Я начинаю бездумно метаться по кухне, прокручивая в голове наш диалог. Трогаю чайник, не могу понять, нужно ли кипятить его снова. Нахожу чай, но не вижу кофе. А если кто-то захочет кофе? Мне самой лучше воздержаться, сердце и так шарашит на максималках.
Заставляю себя успокоиться. Как всегда, давлю эмоции вниз и внутрь. Складываю.
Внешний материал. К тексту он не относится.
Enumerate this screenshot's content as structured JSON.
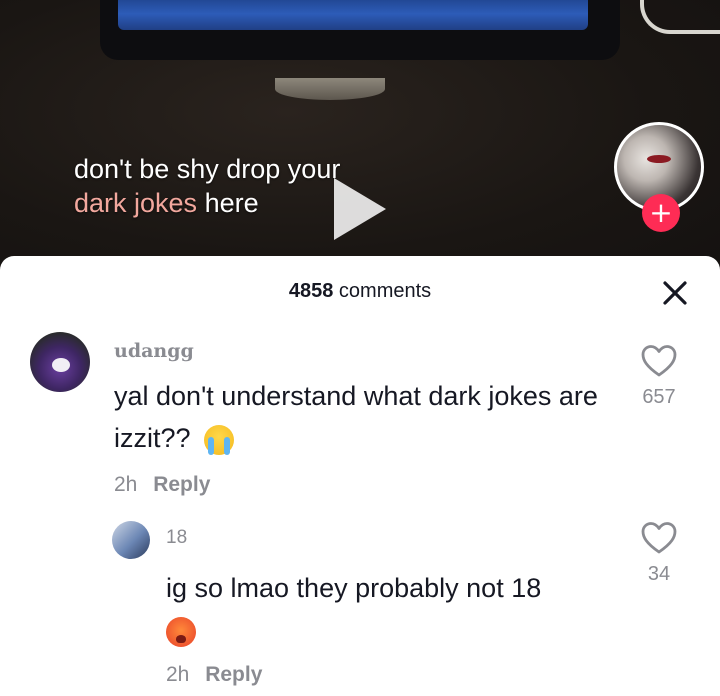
{
  "video": {
    "caption_line1": "don't be shy drop your",
    "caption_highlight": "dark jokes",
    "caption_end": "here",
    "follow_symbol": "+"
  },
  "comments_panel": {
    "count": "4858",
    "count_label": "comments",
    "close_symbol": "×"
  },
  "comments": [
    {
      "username": "udangg",
      "text": "yal don't understand what dark jokes are izzit??",
      "emoji": "loudly-crying-face",
      "time": "2h",
      "reply_label": "Reply",
      "likes": "657"
    },
    {
      "username": "18",
      "text": "ig so lmao they probably not 18",
      "emoji": "hot-face",
      "time": "2h",
      "reply_label": "Reply",
      "likes": "34"
    }
  ],
  "colors": {
    "accent": "#fe2c55",
    "caption_highlight": "#f2a89e",
    "secondary_text": "#8a8b91",
    "primary_text": "#161823"
  }
}
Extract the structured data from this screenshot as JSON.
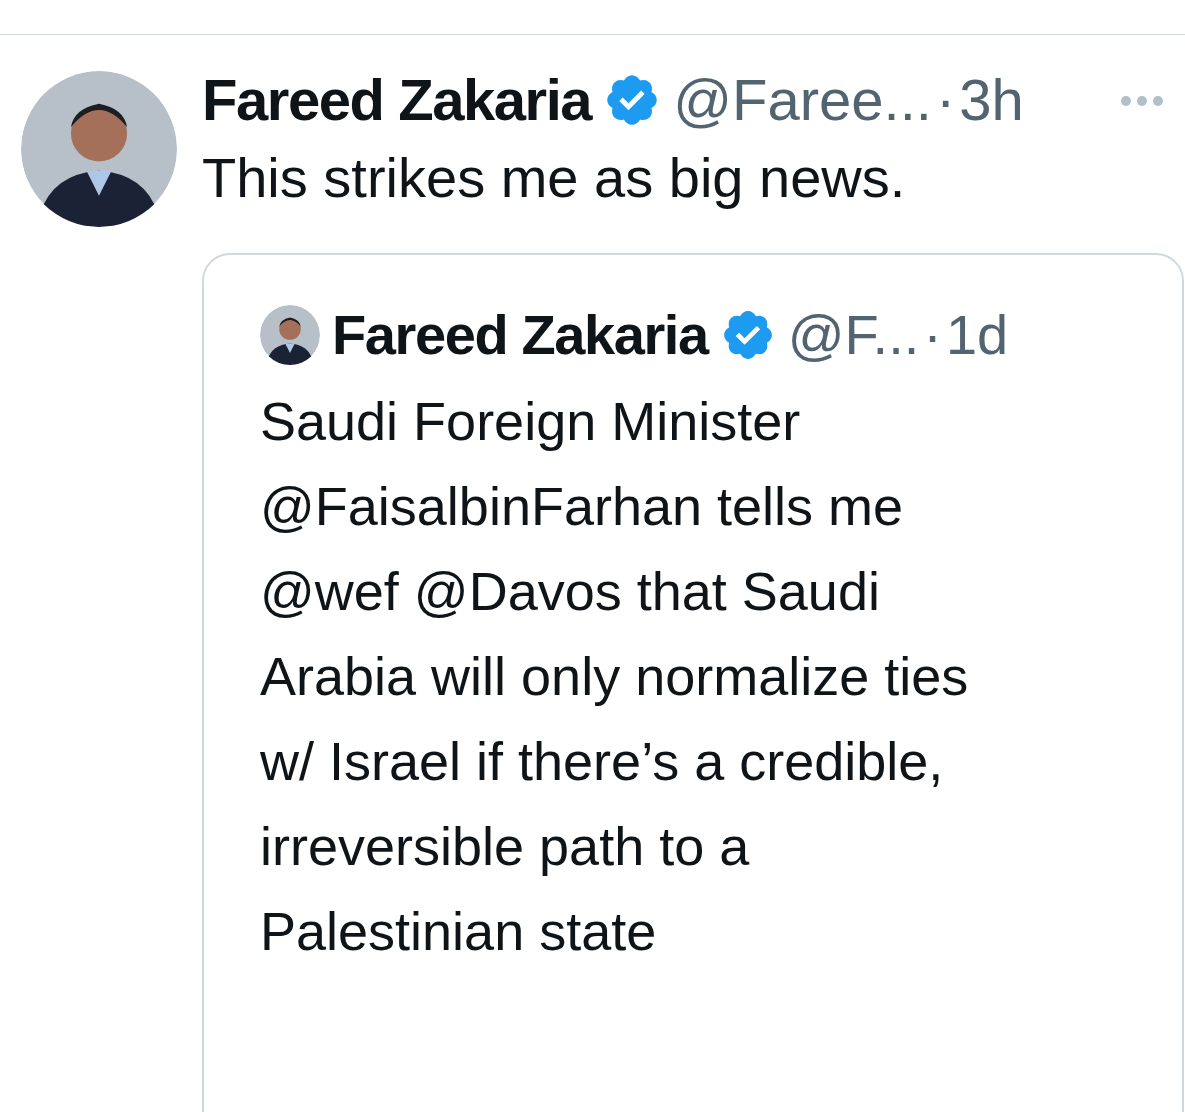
{
  "tweet": {
    "author": {
      "name": "Fareed Zakaria",
      "verified": true,
      "handle": "@Faree...",
      "separator": "·",
      "time": "3h"
    },
    "text": "This strikes me as big news.",
    "quote": {
      "author": {
        "name": "Fareed Zakaria",
        "verified": true,
        "handle": "@F...",
        "separator": "·",
        "time": "1d"
      },
      "lines": [
        "Saudi Foreign Minister",
        "@FaisalbinFarhan tells me",
        "@wef @Davos that Saudi",
        "Arabia will only normalize ties",
        "w/ Israel if there’s a credible,",
        "irreversible path to a",
        "Palestinian state"
      ]
    }
  }
}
Когда на кухню заходит Бус, у меня почти все готово. Он протягивает мне зубную щетку. Розовую.
– Что это?
– Мама в стоматологии подрабатывает, вечно тащит оттуда всякую ерунду. Ну, не ворует, конечно, – он смущается, – ей отдают. Короче, у пацанов уже есть свои щетки тут, а эта давно лежит.
Я медленно протягиваю руку. И продолжаю изучать зубную щетку, даже когда Тимур выходит из кухни. Одержимо собираю подтверждения, что они правда меня признали, что относятся искренне. И вот у меня в руке – самый весомый аргумент. У меня и правда есть друзья. Целых четыре, и они все потрясающие.
Иду в ванную и снова теряю дар речи. На полочке стоит чей-то телефон, где включен мультик. В нем кролик обстоятельно и просто объясняет, как надо чистить зубы. Адская четверка внимает ему с удивительным вниманием.
– О, малая, – неразборчиво говорит Белый, – присоединяйся.
И впятером мы чистим зубы под идиотский мультик, то и дело хохочем, отчего на стекло разлетаются брызги зубной пасты.
Заканчиваю раньше всех и под вопли: «Кролик будет тобой недоволен!» бегу на кухню. Там раскладываю еду по тарелкам.
– Ого, – говорит Кир, когда заходит.
У него с подбородка капает вода на голую грудь. Что, нельзя было одеться? Он ведь уже умылся.
Старательно отвожу от него взгляд и снова трогаю чайник, обжигая руку.
– Кому чай, кому кофе?
Принимая заказы, занимаюсь кружками. Лишь бы не смотреть туда, куда не нужно. Нормально вообще, что у одиннадцатиклассника такое тело? Он что, ходит к репетитору не по физике, а по фитнес-бикини?!
Когда все готово, сажусь на подоконник, только бы держаться подальше от того, что может сдетонировать. Парни едят, а я потягиваю чай, вкуса которого даже не чувствую.
– Мальвина, очень вкусно!
– Лана, спасибо, идеальный завтрак после тусовки.
Я отрешенно улыбаюсь.
Разгильдеев тоже говорит какие-то слова благодарности, скидывает тарелку в раковину и подходит ко мне.
Весь мир сужается до крошечной точки на его голой груди. Какая-то подвеска на серебряной цепочке. Небольшая и круглая. Кажется, там что-то написано, но я не могу разобрать. Сглатываю и поднимаю взгляд. Как раз в тот момент, когда он снова меня благодарит и касается губами моей щеки. Дергаюсь всем телом. Да что со мной? Мы же всю ночь спали в обнимку.